I've used ggbiplot to produce a biplot. I want points of different colours for different factor levels and the size of points to represent sample size. The problem that's driving me nuts is that part of the size vector c(1,2,2,1,3,2,2,1,3,3,2,1,1,1,2,3,2,2,3,1
is printed in the legend:
I used:
library(ggbiplot)
pplot <- function(pcaMatrix, cultures, sample.size = NA, FIRST=1, SECOND=2, ELLIPSE.PROB=0.68, SCALE = FALSE, LABELS=NULL){
PCA <- prcomp(na.omit(pcaMatrix), scale. = SCALE)
plot <- ggbiplot(PCA, obs.scale = 1, var.scale = 1, labels=LABELS, ellipse = {Ellipse.prob>0}, groups=cultures, circle = FALSE, choices=c(FIRST,SECOND), ellipse.prob=ELLIPSE.PROB)
plot <- plot + geom_point(aes_string(colour=cultures, size = sample.size)) #+ scale_size_identity()
plot <- plot + scale_color_discrete(name = '')
plot <- plot + scale_size_continuous(labels = c("200+", "500+", "1000+", "2000+", "4000+"))
plot <- plot + theme(legend.direction = 'horizontal', legend.position = 'top')

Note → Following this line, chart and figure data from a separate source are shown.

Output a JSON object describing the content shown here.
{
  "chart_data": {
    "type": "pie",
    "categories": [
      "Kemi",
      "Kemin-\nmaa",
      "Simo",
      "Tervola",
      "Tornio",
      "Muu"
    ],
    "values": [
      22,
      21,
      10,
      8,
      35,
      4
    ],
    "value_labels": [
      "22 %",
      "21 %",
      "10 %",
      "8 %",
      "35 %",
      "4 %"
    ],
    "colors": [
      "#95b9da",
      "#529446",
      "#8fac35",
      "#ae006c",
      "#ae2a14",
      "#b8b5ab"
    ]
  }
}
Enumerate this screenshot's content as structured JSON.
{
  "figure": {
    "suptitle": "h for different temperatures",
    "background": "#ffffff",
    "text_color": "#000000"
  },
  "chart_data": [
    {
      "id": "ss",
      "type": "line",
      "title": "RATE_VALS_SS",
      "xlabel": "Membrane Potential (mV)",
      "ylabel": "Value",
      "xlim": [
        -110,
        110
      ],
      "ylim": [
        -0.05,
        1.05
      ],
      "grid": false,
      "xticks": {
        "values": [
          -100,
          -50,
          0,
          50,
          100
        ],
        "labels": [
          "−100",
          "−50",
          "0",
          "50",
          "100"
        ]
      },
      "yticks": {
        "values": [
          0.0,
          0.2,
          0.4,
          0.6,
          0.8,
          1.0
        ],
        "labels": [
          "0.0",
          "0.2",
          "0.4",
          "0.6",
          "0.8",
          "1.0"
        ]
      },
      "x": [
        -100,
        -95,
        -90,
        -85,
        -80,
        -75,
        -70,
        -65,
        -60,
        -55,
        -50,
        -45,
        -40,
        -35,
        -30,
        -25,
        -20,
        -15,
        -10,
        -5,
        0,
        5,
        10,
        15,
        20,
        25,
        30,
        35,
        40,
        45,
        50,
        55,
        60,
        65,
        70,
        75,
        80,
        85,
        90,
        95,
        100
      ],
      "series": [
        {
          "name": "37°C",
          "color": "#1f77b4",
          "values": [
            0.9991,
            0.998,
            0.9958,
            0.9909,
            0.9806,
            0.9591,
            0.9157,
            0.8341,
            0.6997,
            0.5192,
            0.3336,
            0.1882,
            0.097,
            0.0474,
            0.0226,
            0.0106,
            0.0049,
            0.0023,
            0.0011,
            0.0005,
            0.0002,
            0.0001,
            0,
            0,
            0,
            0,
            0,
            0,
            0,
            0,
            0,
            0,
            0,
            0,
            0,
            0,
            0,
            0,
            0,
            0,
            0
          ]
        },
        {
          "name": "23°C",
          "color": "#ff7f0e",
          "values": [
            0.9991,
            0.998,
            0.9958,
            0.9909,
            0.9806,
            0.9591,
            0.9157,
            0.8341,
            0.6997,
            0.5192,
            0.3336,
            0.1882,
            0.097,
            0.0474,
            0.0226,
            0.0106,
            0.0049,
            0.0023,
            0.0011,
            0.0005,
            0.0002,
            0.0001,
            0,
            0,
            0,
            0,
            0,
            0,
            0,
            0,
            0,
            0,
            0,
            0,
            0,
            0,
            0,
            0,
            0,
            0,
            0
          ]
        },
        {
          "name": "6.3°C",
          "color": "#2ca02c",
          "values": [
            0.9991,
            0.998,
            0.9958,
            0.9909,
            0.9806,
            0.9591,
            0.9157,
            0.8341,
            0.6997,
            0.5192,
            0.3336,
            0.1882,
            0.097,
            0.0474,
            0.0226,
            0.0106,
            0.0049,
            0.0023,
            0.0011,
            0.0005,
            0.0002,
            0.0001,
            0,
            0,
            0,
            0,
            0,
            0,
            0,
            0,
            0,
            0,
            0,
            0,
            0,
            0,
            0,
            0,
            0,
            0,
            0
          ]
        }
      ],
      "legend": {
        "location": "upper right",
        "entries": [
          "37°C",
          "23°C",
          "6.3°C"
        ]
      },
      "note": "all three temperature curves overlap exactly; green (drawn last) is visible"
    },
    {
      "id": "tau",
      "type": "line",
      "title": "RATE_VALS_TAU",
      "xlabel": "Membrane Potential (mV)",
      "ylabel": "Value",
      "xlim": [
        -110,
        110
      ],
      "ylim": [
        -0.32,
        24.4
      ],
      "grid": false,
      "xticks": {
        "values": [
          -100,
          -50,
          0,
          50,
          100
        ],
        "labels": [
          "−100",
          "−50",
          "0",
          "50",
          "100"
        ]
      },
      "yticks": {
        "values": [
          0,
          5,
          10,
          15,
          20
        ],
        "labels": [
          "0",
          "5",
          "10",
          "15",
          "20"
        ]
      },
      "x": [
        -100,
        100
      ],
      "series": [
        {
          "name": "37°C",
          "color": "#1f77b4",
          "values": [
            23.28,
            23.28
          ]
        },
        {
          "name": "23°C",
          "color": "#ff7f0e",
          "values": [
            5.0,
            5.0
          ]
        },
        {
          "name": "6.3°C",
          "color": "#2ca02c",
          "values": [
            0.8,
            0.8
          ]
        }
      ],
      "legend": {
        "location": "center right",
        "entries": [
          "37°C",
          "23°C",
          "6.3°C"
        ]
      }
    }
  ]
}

plot <- plot + theme(aspect.ratio=1)
print(plot)
}
pplot(grav, grav.cultures, grav.sample, 1,2, ELLIPSE.PROB=0)
where
> head(grav)
Microlithisme Substrat BpBG Crans Gm PD F
1 25.0 29.9 61.94226 0.5 0.3 27.0 0.3
2 44.8 29.3 20.93023 2.1 0.0 47.9 0.0
3 7.0 66.2 57.58929 0.5 0.2 5.8 0.2
4 13.2 12.9 55.41126 6.6 0.0 40.0 0.2
5 2.0 9.0 75.03045 0.1 0.0 6.9 0.0
6 16.4 17.3 51.36519 0.9 0.2 20.9 0.1
> head(grav.cultures)
[1] GR GR GR GR GR GR
Levels: AUR AZI EG EGL GR GR.Italy MAG SOL
The actual sample size is modified to control manually the size of points:
> head(grav.sample)
[1] 360 986 599 457 1222 899
grav.sample[grav.sample>=200 & grav.sample < 500] <- 1
grav.sample[grav.sample>=500 & grav.sample<1000] <- 2
grav.sample[grav.sample>=1000 & grav.sample<2000] <- 3
grav.sample[grav.sample>=2000 & grav.sample<4000] <- 4
grav.sample[grav.sample>=4000 & grav.sample<8000] <- 5
> head(grav.sample)
[1] 1 2 2 1 3 2
I really just can't figure this one out. Why is part of the size vector printing in my legend?